Une déclaration que j’ai envie de partager bien que probablement pour des raisons différentes. Au fil des éditions, la Biennale est devenue une exposition muséale trop grande pour tenir dans un musée, mais ce n’est plus une Biennale. La Biennale était en effet un chaos, mais un chaos dans lequel ceux qui l’ont dirigée ou organisée ont tenté d’y insérer la fallacieuse immédiateté du présent et la présomption d’entrevoir l’avenir. Produisant parfois des catastrophes. La Biennale est née comme une erreur juste et nécessaire et un possible désastre. C’est dans cette erreur que réside le caractère unique de cette institution encore unique et inégalée. C’est pourquoi la légitimation des exclus a lieu à Venise: ni à Delhi, ni à Sydney, ni à Rio, ni même à New York ou à Paris. Mais depuis plusieurs éditions, la Biennale ne se permet plus l’erreur, elle regarde l’histoire comme une garantie, le présent comme une stratégie et oublie de se risquer à des prophéties. Plus Instagramus que Nostradamus. Pedrosa a transformé l’égocentrisme occidental en égomarginalisme, mais en le faisant en toute légitimité, il a pris la responsabilité de modifier l’écologie de la marginalité. Ramener les exclus au centre, c’est les exposer à l’anthropophagie et au cannibalisme du monde de l’art occidental qui dévore, digère et défèque sans pitié, avec une terrifiante rapidité d’usage et de consommation. Le centre pourrait être un trou noir.

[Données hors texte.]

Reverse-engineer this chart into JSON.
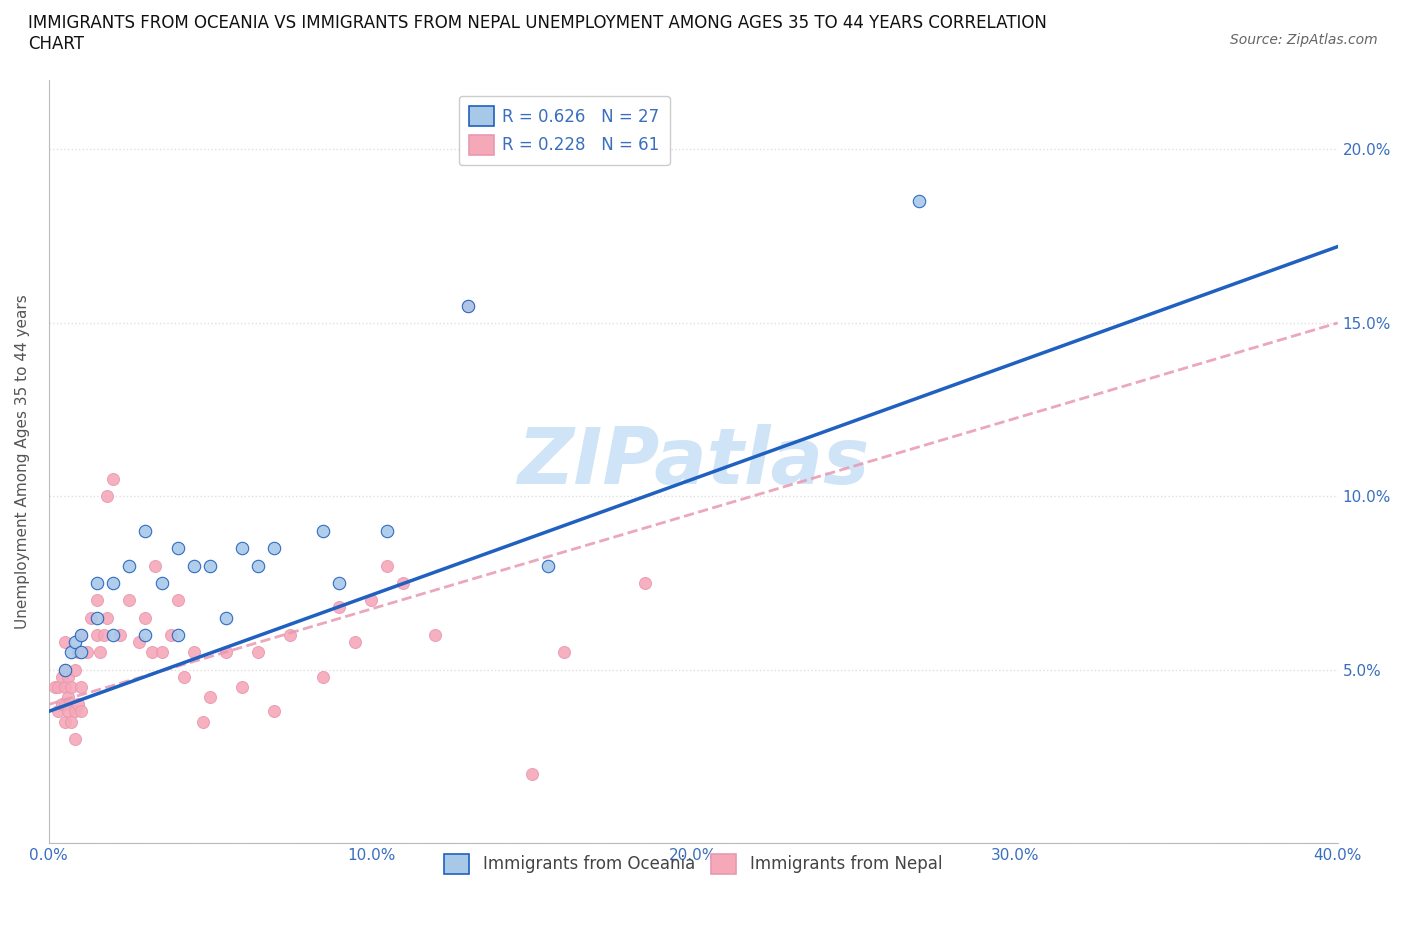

Lorsqu’en novembre les exclus, les étranges, les indigènes et les différents rentreront chez eux, en marge, ils présenteront au conservateur, braconnier, sociologue, anthropologue, le récit des effets et des dégâts que sa vision produira à long terme. pour leurs équilibres, pour leur écologie mentale, pour leur identité. Cela signifie-t-il que les schémas sclérosés de l’Occident ne peuvent pas être ébranlés ? Absolument pas. Mais amener toute la périphérie du monde à Venise en bloc ne revient pas à démanteler l’Occident mais à faire croire à la périphérie qu’elle est devenue Venise. Une énorme responsabilité. Pedrosa devra annoncer de mauvaises nouvelles à de nombreux artistes vivants exposés à leur retour chez eux. Pas des étrangers partout mais des étrangers pour toujours. Non pas une condamnation mais un destin dû à de nombreux facteurs, qui ne sont pas tous la faute de l’Occident mais de la réalité des choses et de la qualité de l’imagination de chacun. On peut jouer du violoncelle seul à la maison en se convainquant qu’il est Pablo Casals, mais si quelqu’un l’emmène au Carnegie Hall dans le simple souci d’inclusion, il risque de recevoir des huées au lieu d’applaudissements.. Cette Biennale sera très appréciée du public et sera un succès, mais pour de mauvaises raisons. Ce sera un succès précisément grâce aux stéréotypes folkloriques et artisanaux que Pedrosa a tenté de renverser.

Pourtant, cette Biennale peut représenter une leçon – bonne ou mauvaise c’est selon – pour le club fermé du monde de l’art.. Les visiteurs égarés, en meute, communs et bon marché, les touristes délits de fuite, toujours regardés avec mépris par nous, conservateurs égocentriques, l’aristocratie autoréférentielle de l’art, auront leur revanche. Exclus, quelles que soient leurs origines, toujours mis mal à l’aise, ils trouveront de quoi assouvir leur légitime curiosité et leur ignorance parfois bienheureuse. Lorsqu’on lui a demandé comment nous en sommes arrivés là, Buttafuoco a répondu dans son étonnant discours. La direction que nous prendrons à partir de maintenant est tout à fait incertaine et très compliquée. Effectivement très compliqué.